Contributed by: Becky
Reviewed by: Evelyn Corsini, MSW, December 2011
Becky has Sjogren’s Syndrome and osteoarthritis. She has been retired for six years and enjoys vegetable and flower gardening, crafts and cooking. Becky writes about managing several medical conditions and medical providers.
My pain journey began when I was 37, when I began to have pain in both my knees, the left worse than the right knee. The doctor took x-rays & said it was non-specific arthritis. He ran other tests that were non-conclusive for autoimmune diseases like lupus.
My doctor approved a handicapped parking space because of my pain with walking as otherwise I would have to walk at least a quarter of a mile from my parking spot to my work location.
I continued to be treated with prescription strength ibuprophen until I developed pneumonia in 1994 (at age 50). At that time, I saw a rheumatologist who ran multiple tests on me & I was diagnosed with an autoimmune condition called Sjogren’s Syndrome (a “cousin” of lupus).

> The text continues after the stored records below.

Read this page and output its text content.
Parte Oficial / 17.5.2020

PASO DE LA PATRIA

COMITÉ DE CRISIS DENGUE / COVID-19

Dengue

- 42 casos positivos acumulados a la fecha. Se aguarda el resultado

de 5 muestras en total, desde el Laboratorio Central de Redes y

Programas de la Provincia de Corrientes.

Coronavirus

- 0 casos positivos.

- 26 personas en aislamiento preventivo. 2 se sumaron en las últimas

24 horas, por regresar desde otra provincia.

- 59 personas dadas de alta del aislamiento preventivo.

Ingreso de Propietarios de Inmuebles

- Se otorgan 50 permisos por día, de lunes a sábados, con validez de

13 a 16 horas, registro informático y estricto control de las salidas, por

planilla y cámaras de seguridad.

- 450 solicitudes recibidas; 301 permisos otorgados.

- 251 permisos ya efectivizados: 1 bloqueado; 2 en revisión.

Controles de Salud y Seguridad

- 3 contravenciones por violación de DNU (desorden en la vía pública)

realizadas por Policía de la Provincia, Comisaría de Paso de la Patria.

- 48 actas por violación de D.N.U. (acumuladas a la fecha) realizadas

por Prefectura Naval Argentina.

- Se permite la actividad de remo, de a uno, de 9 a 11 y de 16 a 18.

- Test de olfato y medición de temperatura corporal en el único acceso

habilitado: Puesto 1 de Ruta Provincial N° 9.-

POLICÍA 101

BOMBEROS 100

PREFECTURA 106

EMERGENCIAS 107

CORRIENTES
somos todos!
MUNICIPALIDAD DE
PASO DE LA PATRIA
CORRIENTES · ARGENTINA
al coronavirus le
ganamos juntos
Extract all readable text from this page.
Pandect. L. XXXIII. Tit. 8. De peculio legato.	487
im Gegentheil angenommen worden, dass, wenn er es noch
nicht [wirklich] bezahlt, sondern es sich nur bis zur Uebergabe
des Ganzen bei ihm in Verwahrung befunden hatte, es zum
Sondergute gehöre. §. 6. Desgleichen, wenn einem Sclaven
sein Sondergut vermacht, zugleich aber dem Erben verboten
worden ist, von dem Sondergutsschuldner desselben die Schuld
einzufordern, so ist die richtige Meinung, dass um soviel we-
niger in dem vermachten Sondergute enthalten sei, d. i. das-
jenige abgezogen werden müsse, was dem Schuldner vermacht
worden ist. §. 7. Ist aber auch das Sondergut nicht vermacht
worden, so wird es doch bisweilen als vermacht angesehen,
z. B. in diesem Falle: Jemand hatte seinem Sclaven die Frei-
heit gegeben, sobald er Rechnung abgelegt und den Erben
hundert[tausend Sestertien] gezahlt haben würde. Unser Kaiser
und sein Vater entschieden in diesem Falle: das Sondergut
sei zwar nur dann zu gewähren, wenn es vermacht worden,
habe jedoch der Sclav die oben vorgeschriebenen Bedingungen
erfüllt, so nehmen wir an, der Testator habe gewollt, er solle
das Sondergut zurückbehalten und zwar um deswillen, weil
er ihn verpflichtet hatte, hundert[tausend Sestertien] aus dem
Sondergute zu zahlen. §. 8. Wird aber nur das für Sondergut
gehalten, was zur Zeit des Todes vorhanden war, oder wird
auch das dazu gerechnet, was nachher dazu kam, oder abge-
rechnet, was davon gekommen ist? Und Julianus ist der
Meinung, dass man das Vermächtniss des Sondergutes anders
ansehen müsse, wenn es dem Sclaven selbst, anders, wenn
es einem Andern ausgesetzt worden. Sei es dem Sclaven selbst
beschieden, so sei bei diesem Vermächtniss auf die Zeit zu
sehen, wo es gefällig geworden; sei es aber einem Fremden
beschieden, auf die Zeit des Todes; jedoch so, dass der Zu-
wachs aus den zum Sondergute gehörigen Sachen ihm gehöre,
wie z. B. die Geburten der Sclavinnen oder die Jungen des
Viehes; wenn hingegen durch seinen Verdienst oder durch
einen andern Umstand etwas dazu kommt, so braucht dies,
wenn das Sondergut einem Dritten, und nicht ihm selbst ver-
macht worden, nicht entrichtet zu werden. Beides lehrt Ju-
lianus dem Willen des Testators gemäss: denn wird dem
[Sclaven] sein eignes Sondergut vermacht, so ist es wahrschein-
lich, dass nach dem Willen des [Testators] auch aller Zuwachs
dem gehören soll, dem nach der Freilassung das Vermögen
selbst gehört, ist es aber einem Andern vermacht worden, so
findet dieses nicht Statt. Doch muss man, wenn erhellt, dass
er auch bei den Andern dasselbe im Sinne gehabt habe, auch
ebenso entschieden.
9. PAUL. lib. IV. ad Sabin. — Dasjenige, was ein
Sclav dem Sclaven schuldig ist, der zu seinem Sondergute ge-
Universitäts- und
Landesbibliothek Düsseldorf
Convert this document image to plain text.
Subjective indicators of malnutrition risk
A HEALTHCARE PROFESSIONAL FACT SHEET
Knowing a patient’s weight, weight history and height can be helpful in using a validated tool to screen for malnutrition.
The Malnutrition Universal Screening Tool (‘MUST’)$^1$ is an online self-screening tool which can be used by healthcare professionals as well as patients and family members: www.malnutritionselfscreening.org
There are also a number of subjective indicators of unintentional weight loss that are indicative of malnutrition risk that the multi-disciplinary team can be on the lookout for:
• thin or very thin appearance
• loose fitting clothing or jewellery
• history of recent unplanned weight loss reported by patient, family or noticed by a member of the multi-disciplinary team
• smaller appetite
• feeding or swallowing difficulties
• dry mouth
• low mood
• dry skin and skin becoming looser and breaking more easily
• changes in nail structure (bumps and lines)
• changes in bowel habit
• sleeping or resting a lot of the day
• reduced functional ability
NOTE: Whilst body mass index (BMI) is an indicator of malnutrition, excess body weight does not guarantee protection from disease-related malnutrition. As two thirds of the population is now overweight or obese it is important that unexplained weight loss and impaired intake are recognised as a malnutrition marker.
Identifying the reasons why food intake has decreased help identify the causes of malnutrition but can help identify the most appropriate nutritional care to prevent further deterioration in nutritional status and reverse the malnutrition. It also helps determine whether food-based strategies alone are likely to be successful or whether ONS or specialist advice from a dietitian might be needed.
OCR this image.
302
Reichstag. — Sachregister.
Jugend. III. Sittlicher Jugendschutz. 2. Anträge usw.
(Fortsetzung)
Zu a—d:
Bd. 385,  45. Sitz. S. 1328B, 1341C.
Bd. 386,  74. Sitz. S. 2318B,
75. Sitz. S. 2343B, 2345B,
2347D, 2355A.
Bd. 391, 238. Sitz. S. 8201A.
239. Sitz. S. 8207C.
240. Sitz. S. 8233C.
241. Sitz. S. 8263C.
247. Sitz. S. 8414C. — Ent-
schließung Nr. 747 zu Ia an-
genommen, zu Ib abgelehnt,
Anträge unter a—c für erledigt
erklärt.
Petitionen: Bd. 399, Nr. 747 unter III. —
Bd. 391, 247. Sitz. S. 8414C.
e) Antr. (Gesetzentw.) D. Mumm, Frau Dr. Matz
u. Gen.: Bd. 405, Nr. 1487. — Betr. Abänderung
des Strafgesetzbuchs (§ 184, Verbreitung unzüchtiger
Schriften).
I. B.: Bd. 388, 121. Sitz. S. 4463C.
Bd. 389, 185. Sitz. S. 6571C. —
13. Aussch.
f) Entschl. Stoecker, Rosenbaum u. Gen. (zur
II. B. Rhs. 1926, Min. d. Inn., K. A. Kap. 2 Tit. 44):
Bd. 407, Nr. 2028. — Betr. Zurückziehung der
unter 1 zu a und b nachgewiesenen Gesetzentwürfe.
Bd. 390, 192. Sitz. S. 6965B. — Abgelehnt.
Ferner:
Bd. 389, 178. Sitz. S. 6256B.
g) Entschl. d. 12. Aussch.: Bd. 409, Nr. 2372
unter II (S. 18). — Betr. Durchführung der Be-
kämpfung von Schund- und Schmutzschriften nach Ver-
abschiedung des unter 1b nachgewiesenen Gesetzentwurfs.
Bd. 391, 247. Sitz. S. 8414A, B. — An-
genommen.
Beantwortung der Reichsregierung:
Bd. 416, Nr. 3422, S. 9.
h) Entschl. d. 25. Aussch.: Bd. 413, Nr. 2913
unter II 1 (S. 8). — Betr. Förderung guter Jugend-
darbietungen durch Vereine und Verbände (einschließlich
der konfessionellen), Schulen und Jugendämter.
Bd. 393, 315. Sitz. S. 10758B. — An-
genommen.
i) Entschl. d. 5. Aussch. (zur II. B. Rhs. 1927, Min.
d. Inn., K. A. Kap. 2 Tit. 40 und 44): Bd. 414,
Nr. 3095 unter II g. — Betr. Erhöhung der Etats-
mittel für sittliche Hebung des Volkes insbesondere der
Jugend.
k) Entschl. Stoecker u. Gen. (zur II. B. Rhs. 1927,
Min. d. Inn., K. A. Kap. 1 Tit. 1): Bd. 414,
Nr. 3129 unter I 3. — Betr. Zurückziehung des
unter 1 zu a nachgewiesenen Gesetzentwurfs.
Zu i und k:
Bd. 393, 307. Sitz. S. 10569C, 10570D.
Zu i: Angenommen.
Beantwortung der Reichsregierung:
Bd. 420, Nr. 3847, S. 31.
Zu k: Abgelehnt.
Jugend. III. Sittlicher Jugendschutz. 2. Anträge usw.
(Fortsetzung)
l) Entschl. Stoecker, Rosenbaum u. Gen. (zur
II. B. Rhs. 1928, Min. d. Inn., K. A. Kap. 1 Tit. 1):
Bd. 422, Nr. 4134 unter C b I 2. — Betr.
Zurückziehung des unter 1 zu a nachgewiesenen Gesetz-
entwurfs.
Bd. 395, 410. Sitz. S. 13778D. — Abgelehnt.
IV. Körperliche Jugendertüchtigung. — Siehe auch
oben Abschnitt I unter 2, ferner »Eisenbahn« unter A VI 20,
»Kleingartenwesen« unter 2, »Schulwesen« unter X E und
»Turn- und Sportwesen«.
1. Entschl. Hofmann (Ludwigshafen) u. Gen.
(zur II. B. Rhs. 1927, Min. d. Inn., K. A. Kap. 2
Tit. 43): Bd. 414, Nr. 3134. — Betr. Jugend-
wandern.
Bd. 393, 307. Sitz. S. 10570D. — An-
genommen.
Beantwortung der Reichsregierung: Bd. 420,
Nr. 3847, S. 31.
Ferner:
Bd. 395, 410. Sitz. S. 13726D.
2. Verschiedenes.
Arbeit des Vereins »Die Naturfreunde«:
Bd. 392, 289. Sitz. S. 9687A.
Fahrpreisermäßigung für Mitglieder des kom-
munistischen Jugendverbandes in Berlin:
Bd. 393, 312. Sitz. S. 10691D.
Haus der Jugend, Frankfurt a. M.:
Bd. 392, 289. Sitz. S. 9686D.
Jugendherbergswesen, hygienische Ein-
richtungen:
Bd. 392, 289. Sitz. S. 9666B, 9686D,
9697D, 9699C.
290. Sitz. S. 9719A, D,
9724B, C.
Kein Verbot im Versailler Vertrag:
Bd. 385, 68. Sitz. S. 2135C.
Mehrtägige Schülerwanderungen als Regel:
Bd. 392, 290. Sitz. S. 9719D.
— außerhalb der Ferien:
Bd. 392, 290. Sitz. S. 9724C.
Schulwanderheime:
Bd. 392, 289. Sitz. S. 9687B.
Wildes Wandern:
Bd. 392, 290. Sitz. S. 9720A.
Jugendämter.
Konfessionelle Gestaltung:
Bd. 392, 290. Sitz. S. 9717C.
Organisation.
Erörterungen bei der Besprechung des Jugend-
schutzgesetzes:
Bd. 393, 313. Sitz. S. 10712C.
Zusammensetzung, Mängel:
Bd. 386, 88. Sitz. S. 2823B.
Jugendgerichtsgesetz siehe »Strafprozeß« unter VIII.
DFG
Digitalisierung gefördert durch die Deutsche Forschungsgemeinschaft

My form of Sjogren’s also attacked my lungs, which resulted in a diagnosis of asthma and Pulmonary Fibrosis.
So, not only was I now dealing with arthritis & Sjogren’s, but I had a life-threatening lung condition. Sometimes, the joint pain from Sjogren’s was worse than the breathing problems. A year later, I was diagnosed with Obstructive Sleep Apnea & started on a CPAP machine (continuous positive airway pressure) to prevent me from stopping my breathing while I slept.
I left my home in Seattle in 1996 to be near my son & baby daughter as I didn’t know what my life expectancy was & I wanted to spend time with my only granddaughter. 2 years later, I remarried and returned to my home in Seattle, where I went to see the new rheumatologist who diagnosed me with osteoarthritis at that time. One year later, I began experiencing a new kind of pain. At first, the doctors thought it might be my heart but after a battery of heart tests, it was determined that it was not my heart but I had fibromyalgia!
So, now I am dealing with 3 different kinds of pain and some days it hard to tell which one is rearing its head! My Pulmonary Fibrosis was declared “in remission” 3 years ago-but I still take medication & have tests every year as my pulmonologist says it can return as I get older. Now, at 67, I’m just grateful for all the years I’ve been given and I try to have a positive attitude regardless of what the day gives me. I will be seeing a cardiologist soon as the doctors are concerned about my low diastolic blood pressure? Just one more thing to add to my collection!!
As for coordinating my care, I consider my primary care doctor as the “gatekeeper” of my medical care team. He receives copies of reports, tests, etc. from my various specialists (rheumatology, pulmonology, ophthalmology, and cardiology) so when I see him, he is up to date on my conditions. He also coordinates blood draws with my rheumatologist so they are not duplicating requests.
However, I feel that I am the “captain” of my health care team as it is my responsibility to report changes in my condition to the various specialists since my health insurance does not require a referral to see them. I’ve been dealing with a majority of my conditions for over 15 years, so I’m usually aware when something is “off” and I need to deal with it.